Summer schools are additional lessons or classes organised during the summer holidays. They are often designed as catch-up programmes, although some do not have an academic focus and concentrate on sports or other non-academic activities. Others have a specific aim, such as supporting pupils at the transition from primary to secondary school or preparing high-attaining pupils for university.
Other approaches to increasing learning time are included in other sections of the Toolkit, such as homework and extending school time.
1. Summer schools have a positive impact on average (three months’ additional progress), but can be costly and time intensive to implement. Providing additional support during the school year may be a more cost effective approach to improving outcomes.
2. Summer school provision that aims to improve learning needs to have an academic component. Summer schools that include an intensive teaching component, such as using small group, have higher impacts, on average.
3. Maintaining regular attendance at summer schools can be challenging, in particular for disadvantaged pupils. It is crucial to consider how summer schools will attract and engage pupils to prevent attainment gaps widening.
4. Summer schools that use teachers that are known to the pupils have a higher impact, on average, but may be even more expensive to implement.
5. Summer schools can also provide additional experiences and activities, such as arts or sporting activities. This might be valuable in and of themselves or be used to increase engagement alongside academic support.
On average, evidence suggests that pupils who attend a summer school make approximately three additional months’ progress compared to similar pupils who do not attend a summer school.
Greater impact can be achieved when summer schools are intensive, well-resourced, and involve small group or one to one teaching by trained and experienced teachers. It does appear to be an advantage to have teachers who are known to the pupils (typically +4 months overall). In contrast, summer schools without a clear academic component are not usually associated with learning gains, though they may have other benefits.
There is limited data on the provision of summer schools on the African continent. After conducting a systematic search, no studies were found or reported on summer school or holiday classes in Sub-Saharan Africa (SSA) and or Middle Africa.
Although there are fewer studies for secondary school pupils, the impact is similar for both primary and secondary age pupils.
Effects tend to be higher for literacy (three months’ additional progress) than mathematics (two months’ additional progress). There is very limited evidence for other subjects, such as science, where positive effects have been found.
The evidence indicates that more intensive teaching approaches, such as small group and one-to-one, are more effective (+5 months).
Summer schools impact academic outcomes through providing additional time over the summer that leads to additional learning. This additional learning time may also be targeted to pupils that have struggled in particular areas of the curriculum. Schools implementing the approach should therefore consider:
Ensuring that there is additional learning time in key subjects.
Ensuring that target pupils get access to the additional time by attending and successfully participating in the summer school.
Including appropriately targeted additional support within summer schools.
Liaising with feeder primary schools for summer schools targeting the transition.
Summer schools may also include other enrichment and engagement activities such as arts and sports activities or educational visits.

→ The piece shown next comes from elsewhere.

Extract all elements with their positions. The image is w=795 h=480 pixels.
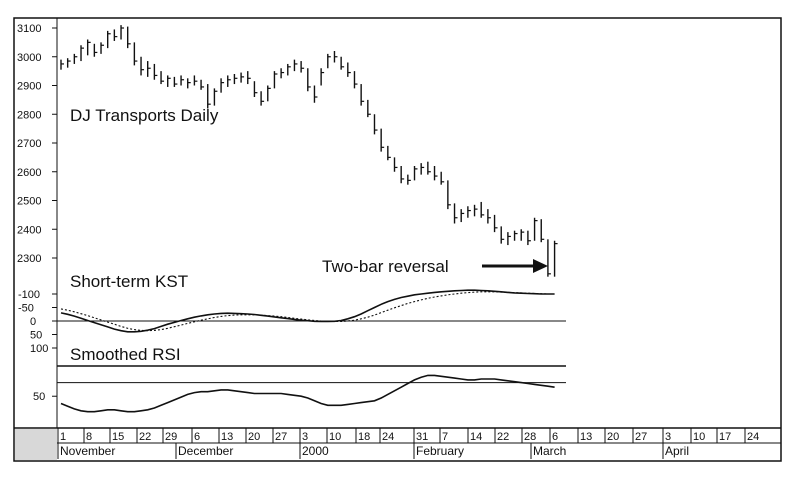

These can be an important component for maintaining engagement in an academically targeted summer school or an important activity in and of themselves, if the summer school has broader goals.
Summer schools are typically delivered over two or three weeks. Some studies have examined longer summer school programmes of up to six weeks, though these are unusual and some have found particular issues with maintaining attendance. Schools may choose to provide programmes immediately after the end of the summer term, during the summer break, or immediately prior to the start of the new school year.
The costs of summer schools within SSA are likely to be very low given that fees paid for summer classes during the holiday period is not high. In addition, the frequency at school is much lower than at regular school times. Not all school facilities are used hence, remuneration for summer school-teachers and maintenance are much lower.Summer schools will require a large amount of staff time, compared with other approaches. Summer schools may be delivered by a mix of teachers, pastoral and support staff, external providers (such as literacy charities or sports groups) or volunteers.
Alongside time and cost, school leaders should consider how to maximise the academic component of summer school provision, ensuring it is well-resourced, appropriately staffed and closely targeted at pupil learning needs. School leaders should avoid approaches that increase teacher workload without securing pupil learning gains and should consider whether approaches detract from teachers’ capacity to plan high-quality teaching and learning in the next academic year.
The security of the evidence around summer schools is rated as low. 59 studies were identified that meet the inclusion criteria for the Toolkit.
Overall, the topic lost an additional padlock because a large percentage of the studies are not randomised controlled trials. While other study designs still give important information about effectiveness of approaches, there is a risk that results are influenced by unknown factors that are not part of the intervention.
There is no available research of the impact of summer schools on educational attainment in SSA. Robust research is urgently needed to address this evidence gap.
As with any evidence review, the Toolkit summarises the average impact of approaches when researched in academic studies. It is important to consider your context and apply your professional judgement when implementing an approach in your setting.